My favourites are Maxwell (electromagnetic waves), Hertz (existence of radio waves), Rutherford (coining alpha, beta and gamma), Einstein (the theory of relativity), Bohr (electron orbit), Planck (quantum theory), Marconi (radio telegraphy), Wilhelm Röntgen (X-Rays), Barnes Wallis (the bouncing bomb), Sir Frank Whittle (jet propulsion), Thomas Edison (thermionic effect), Nikola Tesla (wireless), Ambrose Fleming (thermionic diode), Lee de Forest (tube amplifier), Albert Hull, John Randall and Harold Boot (cavity magnetron), Russell and Sigurd Varian (klystron), John Bardeen, Walter Brattain, William Shockley (germanium transistor) to name a few.
- Marconi
Guglielmo Marconi patented the first wireless telegraphy system which was used extensively in the royal navy. Having a means to communicate inter-ship and ship to shore made shipping safer but in it lay also the darker side. Radio direction finding, although primitive, enabled enemy vessels to lock onto vessels transmitting any form of electromagnetic wave in the ‘wireless’ frequency spectrum. Fixed frequency carrier wave communication was simple and highly effective but lengthy transmissions allowed the enemy to triangulate and calculate a vessel’s position. Of course another problem was also apparent – ‘wireless’equipment also radiated their own form of interference.

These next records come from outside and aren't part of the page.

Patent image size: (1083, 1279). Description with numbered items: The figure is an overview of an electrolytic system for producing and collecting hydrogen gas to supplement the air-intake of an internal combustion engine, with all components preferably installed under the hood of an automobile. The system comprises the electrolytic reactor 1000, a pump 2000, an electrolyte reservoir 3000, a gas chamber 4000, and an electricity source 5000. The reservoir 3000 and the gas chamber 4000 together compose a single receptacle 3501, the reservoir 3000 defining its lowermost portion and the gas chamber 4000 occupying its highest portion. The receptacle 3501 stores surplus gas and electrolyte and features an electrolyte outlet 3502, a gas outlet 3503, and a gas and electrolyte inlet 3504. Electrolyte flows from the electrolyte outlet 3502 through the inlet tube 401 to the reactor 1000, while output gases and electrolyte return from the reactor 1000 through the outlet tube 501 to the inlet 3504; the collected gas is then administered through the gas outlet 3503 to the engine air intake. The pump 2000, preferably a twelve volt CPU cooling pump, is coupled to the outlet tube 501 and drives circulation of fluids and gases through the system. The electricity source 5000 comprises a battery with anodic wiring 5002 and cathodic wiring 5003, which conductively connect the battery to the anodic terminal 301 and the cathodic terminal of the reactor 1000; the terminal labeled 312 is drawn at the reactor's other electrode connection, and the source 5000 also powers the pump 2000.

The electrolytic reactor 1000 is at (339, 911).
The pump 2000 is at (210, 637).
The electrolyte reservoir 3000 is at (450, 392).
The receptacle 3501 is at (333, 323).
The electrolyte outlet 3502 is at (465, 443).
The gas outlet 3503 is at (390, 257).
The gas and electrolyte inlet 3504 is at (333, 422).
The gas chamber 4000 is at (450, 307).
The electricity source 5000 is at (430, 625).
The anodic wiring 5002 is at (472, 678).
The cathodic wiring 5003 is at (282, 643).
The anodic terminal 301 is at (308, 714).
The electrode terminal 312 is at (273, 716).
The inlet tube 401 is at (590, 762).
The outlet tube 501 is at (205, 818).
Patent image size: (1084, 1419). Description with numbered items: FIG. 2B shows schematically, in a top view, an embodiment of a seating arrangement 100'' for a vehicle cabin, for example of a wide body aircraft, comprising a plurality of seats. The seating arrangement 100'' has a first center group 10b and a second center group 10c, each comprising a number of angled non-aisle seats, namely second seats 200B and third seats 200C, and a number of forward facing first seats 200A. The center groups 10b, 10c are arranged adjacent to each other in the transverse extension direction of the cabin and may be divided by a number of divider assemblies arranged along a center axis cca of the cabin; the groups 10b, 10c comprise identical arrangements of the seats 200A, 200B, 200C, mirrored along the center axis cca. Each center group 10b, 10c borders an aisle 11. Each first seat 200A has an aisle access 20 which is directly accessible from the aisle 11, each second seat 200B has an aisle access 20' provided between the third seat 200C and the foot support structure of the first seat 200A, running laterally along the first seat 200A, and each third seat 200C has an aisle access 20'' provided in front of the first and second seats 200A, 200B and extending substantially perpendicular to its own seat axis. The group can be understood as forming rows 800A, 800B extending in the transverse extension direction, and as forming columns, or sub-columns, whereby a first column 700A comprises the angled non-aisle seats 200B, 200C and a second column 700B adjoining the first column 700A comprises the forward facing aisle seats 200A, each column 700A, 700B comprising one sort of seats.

The local oscillators used in hetrodyning ‘wireless’ sets could radiate via the receiving antenna and also be picked up by sensitive receiving equipment. But Marconi wasn’t the inventor of wireless as we know it, this has been accredited time and again to Nicholas Tesla. Note the links between the discoveries and experiments of Edison, Tesla, Lee de Forest, Fleming and Marconi. There is an overlap and no doubt any one of them could have been the pioneer of modern communication. Wireless or radio as we now know it played an instrumental part in saving and destroying lives through the last century, the maiden voyage of the Titanic is oft used to describe the use of radio in peace time to save lives. In war however radio stations are instructed by government law to shut down. Even in peace time radio stations onboard ships are shut down while the ship is in port, some authorities even sealing the radio office. In most cases this is an interference or security issue, in the two world wars it was illegal to possess a radio transmitter. The USA effectively commissioned all radio stations in WW1.
Due to the ever increasing danger of submarine activity in WW1 merchant vessels started carrying radio operators, called ‘wirelessmen’ – merchant vessels did not stand a chance against these awesome predators of the sea. In the first world war radio direction finding found it’s mark but Marconi remained the hero.